Napoleon’s instrumentation is the prime driver behind what makes the band so damn good, I’ll be perfectly honest. But that doesn’t mean the band’s frontman, Wes Thompson, isn’t incredible at what he does. Thompson screams, yells, sings—pick a style—excellently, giving the listener the “passion” component of Napoleon’s jumbled pseudogenre the band boast of. Songs like “Ignite” showcase this excellently, as does “Zeitgeist” and “Dream Sequence.” Really, every song showcases it, with Thompson’s voice sounding like an odd hybrid of Counterparts’ raw, gritty and emotionally driven shouts and Architects’ ability to throw pitched, sing-songy screaming into just about any setting. What’s more is that Thompson’s lyrics are intelligent and carefully composed to reflect emotion in an introspective setting while still finding a way to relate that to the listener. “Living Ghost” is one such example, as is the album’s title track. Many of the songs oscillate between downtrodden, bitter emotions and perseverance to push through, blending the common themes of depression and desperation with something more energetic and optimistic.

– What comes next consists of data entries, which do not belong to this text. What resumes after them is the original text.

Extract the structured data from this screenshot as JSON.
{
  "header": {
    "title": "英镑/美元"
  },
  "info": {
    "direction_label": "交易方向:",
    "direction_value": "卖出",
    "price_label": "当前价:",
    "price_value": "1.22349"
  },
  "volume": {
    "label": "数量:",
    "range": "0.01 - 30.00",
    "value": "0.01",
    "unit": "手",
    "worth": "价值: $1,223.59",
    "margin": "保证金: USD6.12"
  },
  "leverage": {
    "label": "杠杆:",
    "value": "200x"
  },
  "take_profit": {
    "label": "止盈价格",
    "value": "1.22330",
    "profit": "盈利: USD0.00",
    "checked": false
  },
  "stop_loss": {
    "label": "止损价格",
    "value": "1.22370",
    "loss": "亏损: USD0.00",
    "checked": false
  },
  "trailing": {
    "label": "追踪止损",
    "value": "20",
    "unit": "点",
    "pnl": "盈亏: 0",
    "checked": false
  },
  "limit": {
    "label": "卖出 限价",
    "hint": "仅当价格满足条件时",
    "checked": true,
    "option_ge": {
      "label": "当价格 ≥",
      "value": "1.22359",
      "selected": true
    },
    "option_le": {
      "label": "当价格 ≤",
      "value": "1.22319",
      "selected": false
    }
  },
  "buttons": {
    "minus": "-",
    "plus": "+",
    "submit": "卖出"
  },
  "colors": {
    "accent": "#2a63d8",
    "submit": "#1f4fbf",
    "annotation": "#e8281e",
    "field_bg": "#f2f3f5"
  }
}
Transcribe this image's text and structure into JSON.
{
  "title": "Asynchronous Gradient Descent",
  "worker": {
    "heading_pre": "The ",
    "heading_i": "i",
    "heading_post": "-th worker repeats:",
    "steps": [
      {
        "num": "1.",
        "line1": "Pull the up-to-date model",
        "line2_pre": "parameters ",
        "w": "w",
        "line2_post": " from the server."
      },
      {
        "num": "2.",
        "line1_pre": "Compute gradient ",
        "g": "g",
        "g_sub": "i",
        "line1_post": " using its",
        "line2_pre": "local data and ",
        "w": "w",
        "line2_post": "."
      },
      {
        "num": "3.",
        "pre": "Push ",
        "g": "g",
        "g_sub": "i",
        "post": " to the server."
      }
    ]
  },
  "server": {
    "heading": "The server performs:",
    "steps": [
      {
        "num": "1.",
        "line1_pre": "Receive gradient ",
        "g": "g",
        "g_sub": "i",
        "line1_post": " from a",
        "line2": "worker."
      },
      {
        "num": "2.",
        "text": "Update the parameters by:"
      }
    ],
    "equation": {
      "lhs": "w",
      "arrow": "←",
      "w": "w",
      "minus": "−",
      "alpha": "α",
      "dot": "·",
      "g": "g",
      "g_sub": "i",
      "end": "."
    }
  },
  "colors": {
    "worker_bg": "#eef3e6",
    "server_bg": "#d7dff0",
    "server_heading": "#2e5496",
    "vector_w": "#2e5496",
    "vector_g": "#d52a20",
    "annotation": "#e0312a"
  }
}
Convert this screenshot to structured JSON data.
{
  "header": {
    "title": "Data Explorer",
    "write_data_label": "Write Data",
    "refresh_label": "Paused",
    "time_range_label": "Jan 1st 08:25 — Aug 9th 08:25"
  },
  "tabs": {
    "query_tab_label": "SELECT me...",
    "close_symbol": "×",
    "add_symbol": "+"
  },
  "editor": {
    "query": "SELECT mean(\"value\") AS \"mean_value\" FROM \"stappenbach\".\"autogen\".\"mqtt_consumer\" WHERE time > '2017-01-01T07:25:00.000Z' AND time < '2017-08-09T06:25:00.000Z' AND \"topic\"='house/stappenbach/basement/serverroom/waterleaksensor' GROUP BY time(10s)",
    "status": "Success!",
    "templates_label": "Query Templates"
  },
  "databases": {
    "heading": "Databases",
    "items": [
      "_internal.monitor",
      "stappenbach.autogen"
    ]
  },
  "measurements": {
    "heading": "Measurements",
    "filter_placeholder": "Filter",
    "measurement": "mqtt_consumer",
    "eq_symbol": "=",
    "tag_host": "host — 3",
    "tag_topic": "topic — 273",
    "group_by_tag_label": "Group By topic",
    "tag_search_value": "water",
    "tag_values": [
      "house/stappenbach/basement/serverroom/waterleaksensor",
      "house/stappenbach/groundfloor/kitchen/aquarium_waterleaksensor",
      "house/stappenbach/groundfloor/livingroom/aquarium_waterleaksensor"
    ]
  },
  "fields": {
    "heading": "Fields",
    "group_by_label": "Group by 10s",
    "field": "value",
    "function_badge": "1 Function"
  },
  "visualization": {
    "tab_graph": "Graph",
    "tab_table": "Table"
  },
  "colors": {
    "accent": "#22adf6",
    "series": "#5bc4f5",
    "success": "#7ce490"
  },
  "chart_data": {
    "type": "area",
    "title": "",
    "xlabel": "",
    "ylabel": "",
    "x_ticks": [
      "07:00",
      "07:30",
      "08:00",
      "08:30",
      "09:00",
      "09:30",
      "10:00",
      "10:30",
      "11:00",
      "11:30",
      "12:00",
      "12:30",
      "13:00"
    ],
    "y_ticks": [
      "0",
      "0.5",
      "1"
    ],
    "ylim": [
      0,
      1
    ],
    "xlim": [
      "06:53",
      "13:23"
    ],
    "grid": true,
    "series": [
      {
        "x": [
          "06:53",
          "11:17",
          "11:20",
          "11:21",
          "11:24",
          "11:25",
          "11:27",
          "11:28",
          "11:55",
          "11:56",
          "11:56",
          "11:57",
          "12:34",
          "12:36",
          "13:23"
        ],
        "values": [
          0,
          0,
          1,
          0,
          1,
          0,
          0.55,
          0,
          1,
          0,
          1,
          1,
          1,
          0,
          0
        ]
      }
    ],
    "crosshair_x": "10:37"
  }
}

Epiphany is an album I knew I would like. What I didn’t expect was to totally fall in love with it—and seeing Napoleon take all the scattered, helter-skelter elements that made their debut promising but almost too-dense and condense them with excellent songwriting and incredible composition is a dream come true. Epiphany is the band having just that—an Epiphany, keeping the things that worked for them in the past, re-working the things that didn’t and adding in experience and emotions that only come with time and maturation to make a near-perfect record.